Honestly people are ridiculous, as a PP has said, keep it consistent, soothing but boring! For some gradual retreat works better (you being in room to begin with) for some not being in the room works better as you aren't a distraction. Mine got restless if I was in the room, if I left, asleep in 2 mins, no crying.
I never understand the crazy reaction to this, it's not just closing the door and leaving the baby for hours screaming, you check on them at frequent intervals so they do 'know you are coming back' but they know that when you do come back it's just for a quick bumpat and a 'its bedtime sweetie, night night' rather than a full song and dance breastfeed, self flagellation entertaining performance.
They then realise that bedtime is for sleeping not playing/eating and get bored and fall asleep, then when they wake up in the night they know it's fine to go back to sleep.
It's like dropping a kid off at childcare, people who work in childcare know that 9 times out of 10 once the parent is out of sight out of mind the child stops being upset and that long protracted goodbyes and rituals make it worse. If you applied the same insane response to childcare drop off as people do to sleep training you would just have nurseries full of parents hovering next to screaming children (and frustrated childcare workers just wishing they would all fuck off so they could get on with their day)
People act as if their kids don't cry EVER if they avoid sleep training, it's BS there is no such thing as a child that doesn't cry at some point, if they cried and tantrummed for 20 mins over a chocolate biscuit would you give in to them if you had already said no? If not then by this logic surely that's 'child abuse' too, 'I could NEVER leave my child crying without a chocolate biscuit, those poor kids in Romanian orphanages were silent as they weren't given chocolate biscuits the second they asked for one.' Give me a break.

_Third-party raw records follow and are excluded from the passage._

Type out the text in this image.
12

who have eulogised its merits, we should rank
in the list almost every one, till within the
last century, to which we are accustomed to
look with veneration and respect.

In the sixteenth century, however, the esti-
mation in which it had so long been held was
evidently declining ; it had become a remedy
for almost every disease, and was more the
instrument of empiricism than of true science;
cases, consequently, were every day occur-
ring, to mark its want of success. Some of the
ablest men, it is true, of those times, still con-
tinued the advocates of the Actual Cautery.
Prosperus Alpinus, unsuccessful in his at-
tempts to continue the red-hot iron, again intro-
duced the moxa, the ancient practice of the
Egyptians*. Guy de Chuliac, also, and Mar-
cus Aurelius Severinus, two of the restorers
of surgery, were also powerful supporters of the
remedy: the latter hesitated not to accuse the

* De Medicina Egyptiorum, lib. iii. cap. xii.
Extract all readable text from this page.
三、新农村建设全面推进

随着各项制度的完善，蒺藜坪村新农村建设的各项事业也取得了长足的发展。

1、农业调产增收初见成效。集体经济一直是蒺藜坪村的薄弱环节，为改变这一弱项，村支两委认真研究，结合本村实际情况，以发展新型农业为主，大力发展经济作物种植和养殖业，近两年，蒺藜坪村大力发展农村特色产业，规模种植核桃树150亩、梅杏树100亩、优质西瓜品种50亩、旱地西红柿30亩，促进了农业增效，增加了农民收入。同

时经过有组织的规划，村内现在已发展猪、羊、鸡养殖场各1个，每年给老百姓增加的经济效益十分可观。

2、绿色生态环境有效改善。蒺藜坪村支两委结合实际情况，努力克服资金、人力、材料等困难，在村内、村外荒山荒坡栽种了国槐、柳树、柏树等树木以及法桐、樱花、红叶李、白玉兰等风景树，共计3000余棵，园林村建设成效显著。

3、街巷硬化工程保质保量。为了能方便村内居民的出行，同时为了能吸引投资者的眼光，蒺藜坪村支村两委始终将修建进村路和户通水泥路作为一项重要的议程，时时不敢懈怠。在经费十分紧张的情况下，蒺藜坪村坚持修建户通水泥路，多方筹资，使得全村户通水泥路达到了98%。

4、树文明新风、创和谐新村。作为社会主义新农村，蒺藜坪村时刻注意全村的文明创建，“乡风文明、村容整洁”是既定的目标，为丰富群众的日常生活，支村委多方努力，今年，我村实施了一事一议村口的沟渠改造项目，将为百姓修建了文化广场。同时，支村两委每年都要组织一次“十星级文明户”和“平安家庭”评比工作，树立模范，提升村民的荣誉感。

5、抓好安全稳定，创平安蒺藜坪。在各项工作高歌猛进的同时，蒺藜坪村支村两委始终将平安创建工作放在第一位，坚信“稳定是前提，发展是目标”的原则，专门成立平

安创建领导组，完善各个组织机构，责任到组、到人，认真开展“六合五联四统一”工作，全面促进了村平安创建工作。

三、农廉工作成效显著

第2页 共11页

OP you do you, would recommend properly following a set system and being boring rather than being inconsistent and making it up as you go along. They shouldn't be getting to the point where they are sick, I think your presence in the room is probably making it worse rather than better, good luck and don't let the crazies let you feel bad, thousands of parents do this and very quickly end up with well rested children, they are well rested and get quality of life back, rather than being cling-martyrs who can only make themselves feel better about their chronic sleep deprivation by shouting at people on the internet!